Il processo porta all’accertamento delle responsabilità dei tre imputati. Nel febbraio del 2015 la Corte d’Assise d’Appello condanna tutti a 30 anni di carcere. Condanna confermata nel giugno dell’anno successivo anche in Corte di Cassazione. Le motivazioni della sentenza di appello sono agghiaccianti:
Vi è stata la maturazione del progetto criminoso, gelosamente custodito per non intaccare la serenità di Pietro Lo Giudice, e l’ideazione dello stato depressivo per gestire sulla misteriosa scomparsa l’ombra del suicidio. A ciò si aggiungeva un ulteriore pericolo: Angela Costantino conosceva partecipi e modus operandi della cosca e, se non tutti, almeno alcuni dei reati fine. Non era tollerabile che ella potesse sfuggire al controllo della famiglia esponendo quest’ultima al rischio della divulgazione dei segreti criminosi custoditi.
Insomma, Angela viene giustiziata per un distorto senso dell’onore e perché non potesse in alcun modo nuocere agli affari di famiglia. Doveva sparire per sempre. E così è stato, perché il suo corpo non è mai stato ritrovato.

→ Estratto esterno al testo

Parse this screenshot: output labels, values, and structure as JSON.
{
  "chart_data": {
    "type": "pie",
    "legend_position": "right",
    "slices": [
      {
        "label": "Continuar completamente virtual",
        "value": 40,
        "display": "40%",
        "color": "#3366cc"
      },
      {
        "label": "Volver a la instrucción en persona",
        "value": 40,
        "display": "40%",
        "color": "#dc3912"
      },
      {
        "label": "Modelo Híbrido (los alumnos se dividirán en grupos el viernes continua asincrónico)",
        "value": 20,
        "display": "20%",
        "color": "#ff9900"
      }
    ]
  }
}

Nel 2009, la cognata di Angela, Barbara Corvi, è scomparsa in circostanze molto simili e le indagini sono ancora in corso. Anche Barbara è nell'elenco di Libera, da sempre, il Coordinamento di Libera in Umbria è vicino alla sua famiglia.
Memoria viva
Di Angela e della sua scomparsa se ne è occupata negli anni la trasmissione RAI “Chi l’ha visto?”.